C++ Performance Study: Use CPU Cache Properties

Introduction

While learning how to work with images for computer vision, I was told to use a property of CPU cache in order to process two dimensional arrays in C++ faster. It means that accessing 2D arrays by rows in the inner loop is faster than by columns, due to the property of fast cache memory access, containing data lines. It is faster to get the whole line of data from the cache, than jumping from line to line. This small project compares 3 ways of containing 2D data in C++ (but the list is not complete only by these 3 types of data structures). The first considered data structure is a standard C++ dynamically allocated one dimensional array. The second is two dimensional C++ dynamically allocated array. And the last one is a vector of vectors from the standard C++ library.

Code structure and behaviour

Another interesting programming feature that I wanted to show in this project is code duplication avoidance by utliziation of polymorph classes. The initial git commit here consists of proof of consept and one can see that code that measures the execution time is duplicated for every data structure. That is why I decided to refactor the code resulting in introduction of the following classes. UMLDiagram There is a parent class called Containers2d that has common functionality and variables and 3 specializing classes containing the described data structures. After refactoring the code that implements execution time measurements resides only in one place in the parent class. The functionality of the program is described by the following sequence diagram. The containers are initialized randomly and the program measures execution time of accessing each element calculating squared value and saving it in the initial container. This is done 1000 times in order to measure average execution time. UMLDiagram

Results and discussion

The results of several runs for different array sizes are presented in the file results.txt in the repository. Here some excerpt for an array 1000x1000 is presented in the table.

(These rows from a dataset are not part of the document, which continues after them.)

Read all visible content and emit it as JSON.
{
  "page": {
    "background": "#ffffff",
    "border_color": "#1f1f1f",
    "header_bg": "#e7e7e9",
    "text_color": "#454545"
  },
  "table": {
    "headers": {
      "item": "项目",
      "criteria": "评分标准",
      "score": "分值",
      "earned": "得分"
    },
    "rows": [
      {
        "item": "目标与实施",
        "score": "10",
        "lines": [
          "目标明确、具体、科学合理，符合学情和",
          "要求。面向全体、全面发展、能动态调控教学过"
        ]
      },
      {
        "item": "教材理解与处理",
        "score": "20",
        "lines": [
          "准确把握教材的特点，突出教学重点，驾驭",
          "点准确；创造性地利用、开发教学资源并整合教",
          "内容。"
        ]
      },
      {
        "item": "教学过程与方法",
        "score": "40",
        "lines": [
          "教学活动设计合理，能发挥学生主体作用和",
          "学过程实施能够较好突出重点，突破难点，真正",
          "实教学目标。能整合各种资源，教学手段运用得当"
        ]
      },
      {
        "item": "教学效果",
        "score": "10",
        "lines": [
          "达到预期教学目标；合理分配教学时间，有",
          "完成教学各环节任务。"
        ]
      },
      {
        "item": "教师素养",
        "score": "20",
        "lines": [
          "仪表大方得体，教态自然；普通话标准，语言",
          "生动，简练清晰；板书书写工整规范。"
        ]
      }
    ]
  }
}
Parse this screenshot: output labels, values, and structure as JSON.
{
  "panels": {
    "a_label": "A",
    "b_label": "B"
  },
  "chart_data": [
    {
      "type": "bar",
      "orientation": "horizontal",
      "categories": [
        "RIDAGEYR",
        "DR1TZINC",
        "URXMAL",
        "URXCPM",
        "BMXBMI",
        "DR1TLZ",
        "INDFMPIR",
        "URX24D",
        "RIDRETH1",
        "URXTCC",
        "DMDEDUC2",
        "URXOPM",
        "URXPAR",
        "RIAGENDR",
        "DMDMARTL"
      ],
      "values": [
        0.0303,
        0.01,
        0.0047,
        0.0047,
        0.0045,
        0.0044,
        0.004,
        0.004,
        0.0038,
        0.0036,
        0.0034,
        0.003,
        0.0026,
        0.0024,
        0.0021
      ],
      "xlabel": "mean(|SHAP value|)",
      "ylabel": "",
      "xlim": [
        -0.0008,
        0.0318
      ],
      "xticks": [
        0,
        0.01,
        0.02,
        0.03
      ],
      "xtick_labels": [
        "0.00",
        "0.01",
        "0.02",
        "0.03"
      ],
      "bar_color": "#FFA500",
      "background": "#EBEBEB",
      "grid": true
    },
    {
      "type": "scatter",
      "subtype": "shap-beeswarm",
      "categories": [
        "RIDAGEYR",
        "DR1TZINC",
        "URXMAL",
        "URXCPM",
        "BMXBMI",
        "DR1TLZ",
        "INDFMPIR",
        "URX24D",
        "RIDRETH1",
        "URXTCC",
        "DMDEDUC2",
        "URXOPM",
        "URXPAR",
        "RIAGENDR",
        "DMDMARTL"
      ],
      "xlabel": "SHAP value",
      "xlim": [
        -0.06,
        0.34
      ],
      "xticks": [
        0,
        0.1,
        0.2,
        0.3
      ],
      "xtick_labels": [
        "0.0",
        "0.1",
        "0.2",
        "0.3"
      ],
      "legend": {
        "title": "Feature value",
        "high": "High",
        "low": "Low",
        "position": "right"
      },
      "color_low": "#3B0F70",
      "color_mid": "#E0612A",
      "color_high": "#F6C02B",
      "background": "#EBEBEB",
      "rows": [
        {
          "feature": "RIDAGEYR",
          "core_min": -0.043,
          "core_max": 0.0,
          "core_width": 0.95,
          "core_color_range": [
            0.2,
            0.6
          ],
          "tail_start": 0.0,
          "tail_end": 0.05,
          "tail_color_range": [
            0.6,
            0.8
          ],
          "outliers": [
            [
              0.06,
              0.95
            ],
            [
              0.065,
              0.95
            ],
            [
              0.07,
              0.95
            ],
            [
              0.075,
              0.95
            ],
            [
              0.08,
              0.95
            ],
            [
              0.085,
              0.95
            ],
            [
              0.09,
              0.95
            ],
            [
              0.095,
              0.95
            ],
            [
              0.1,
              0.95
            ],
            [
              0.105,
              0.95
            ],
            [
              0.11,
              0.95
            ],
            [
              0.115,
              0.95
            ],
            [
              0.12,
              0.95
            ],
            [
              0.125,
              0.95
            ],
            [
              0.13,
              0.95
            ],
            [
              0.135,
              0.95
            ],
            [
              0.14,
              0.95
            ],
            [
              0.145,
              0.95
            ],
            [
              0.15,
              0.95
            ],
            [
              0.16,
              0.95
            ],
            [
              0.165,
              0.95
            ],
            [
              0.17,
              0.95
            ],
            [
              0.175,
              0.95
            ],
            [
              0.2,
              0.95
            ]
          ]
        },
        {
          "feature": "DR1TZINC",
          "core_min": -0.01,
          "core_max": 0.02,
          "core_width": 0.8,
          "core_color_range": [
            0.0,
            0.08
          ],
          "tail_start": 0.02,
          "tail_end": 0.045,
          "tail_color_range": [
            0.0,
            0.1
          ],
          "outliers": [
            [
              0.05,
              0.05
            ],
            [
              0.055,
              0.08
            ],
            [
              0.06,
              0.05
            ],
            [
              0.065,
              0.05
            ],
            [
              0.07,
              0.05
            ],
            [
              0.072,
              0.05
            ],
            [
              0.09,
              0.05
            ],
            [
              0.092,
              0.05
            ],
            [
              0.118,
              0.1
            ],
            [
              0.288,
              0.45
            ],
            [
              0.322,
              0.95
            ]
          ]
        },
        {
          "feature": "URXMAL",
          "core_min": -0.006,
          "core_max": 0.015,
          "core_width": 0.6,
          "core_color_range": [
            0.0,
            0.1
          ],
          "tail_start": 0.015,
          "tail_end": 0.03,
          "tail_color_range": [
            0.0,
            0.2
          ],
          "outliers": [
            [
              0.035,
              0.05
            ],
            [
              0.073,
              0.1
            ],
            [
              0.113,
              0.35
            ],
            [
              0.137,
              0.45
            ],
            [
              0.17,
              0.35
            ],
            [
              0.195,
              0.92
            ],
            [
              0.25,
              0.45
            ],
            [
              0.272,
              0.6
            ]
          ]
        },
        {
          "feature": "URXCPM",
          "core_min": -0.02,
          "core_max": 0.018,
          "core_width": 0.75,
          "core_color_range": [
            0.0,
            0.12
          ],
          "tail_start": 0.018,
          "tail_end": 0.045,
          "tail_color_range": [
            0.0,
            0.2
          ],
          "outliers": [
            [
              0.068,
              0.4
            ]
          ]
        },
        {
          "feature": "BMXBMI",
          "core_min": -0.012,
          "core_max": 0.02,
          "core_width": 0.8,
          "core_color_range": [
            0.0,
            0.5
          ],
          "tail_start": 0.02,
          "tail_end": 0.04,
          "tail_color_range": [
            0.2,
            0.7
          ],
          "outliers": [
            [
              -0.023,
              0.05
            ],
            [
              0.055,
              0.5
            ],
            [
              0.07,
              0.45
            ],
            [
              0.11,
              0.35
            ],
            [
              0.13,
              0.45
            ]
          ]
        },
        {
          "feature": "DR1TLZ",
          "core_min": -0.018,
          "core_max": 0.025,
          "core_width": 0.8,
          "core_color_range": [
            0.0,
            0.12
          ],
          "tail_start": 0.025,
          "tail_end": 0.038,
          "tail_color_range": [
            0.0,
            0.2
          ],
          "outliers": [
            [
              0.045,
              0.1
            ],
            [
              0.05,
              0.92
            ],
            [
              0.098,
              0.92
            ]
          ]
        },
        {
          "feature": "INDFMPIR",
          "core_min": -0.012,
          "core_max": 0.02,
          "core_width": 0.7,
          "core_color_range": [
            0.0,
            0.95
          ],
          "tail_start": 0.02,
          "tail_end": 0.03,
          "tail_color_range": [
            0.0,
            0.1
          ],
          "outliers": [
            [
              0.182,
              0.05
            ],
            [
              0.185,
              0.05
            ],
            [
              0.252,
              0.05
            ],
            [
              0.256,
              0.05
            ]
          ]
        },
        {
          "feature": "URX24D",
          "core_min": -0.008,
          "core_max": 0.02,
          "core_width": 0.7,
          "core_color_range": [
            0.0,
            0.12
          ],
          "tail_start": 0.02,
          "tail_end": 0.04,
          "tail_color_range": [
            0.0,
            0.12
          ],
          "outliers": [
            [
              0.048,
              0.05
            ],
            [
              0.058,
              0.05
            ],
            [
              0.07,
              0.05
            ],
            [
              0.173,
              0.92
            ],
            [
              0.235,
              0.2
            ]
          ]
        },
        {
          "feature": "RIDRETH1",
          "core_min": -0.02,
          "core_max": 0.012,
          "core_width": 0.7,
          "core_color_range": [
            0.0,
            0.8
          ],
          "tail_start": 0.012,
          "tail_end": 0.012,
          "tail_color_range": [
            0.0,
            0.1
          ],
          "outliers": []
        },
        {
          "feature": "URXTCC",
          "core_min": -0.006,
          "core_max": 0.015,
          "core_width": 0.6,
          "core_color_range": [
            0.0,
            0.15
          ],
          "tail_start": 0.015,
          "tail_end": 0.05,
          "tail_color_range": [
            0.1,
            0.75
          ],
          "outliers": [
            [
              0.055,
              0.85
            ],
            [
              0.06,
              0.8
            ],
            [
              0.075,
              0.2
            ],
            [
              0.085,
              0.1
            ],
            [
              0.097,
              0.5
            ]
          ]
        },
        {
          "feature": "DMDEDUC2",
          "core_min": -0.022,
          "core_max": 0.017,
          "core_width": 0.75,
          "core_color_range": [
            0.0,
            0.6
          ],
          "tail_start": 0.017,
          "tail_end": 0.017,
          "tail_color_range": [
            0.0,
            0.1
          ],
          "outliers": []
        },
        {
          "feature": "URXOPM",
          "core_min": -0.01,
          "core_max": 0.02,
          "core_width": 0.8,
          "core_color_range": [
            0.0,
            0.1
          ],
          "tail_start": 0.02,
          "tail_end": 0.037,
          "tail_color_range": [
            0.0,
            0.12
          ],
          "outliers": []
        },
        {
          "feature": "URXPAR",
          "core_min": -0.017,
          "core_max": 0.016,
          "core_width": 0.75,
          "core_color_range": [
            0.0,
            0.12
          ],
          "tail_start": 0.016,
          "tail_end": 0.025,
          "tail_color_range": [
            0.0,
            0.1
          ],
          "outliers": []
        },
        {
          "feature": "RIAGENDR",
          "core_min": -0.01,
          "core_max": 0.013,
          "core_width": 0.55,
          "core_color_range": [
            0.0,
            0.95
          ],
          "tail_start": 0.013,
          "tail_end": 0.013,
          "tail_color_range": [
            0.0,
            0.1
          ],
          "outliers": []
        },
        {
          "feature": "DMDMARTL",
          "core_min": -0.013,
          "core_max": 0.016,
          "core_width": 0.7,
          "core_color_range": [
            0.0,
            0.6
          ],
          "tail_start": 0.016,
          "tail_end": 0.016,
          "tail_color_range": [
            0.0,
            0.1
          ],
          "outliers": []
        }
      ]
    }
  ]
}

Processing type	Execution time (microseconds) Array1d	Execution time (microseconds) Array2d	Execution time (microseconds) Vector2d
Processed by rows	2732.27	2622.73	7236.22
Processed by columns	3098.9	2879.58	7669.81
Ratio (%)	13	10	6

One can see that the slowest container is STL vector - around 3 times slower than the fastest one - dynamic 2D array. But the biggest performance increase has the 1D dynamic array. The results range a little bit from experiment to experiment, but the tendency remains the same. There are only several weird measurements braking the tendency, but recompilation of the project eliminated the behaviour, when STL vector processing by columns was a lot faster than by rows (please see the results.txt in the repository).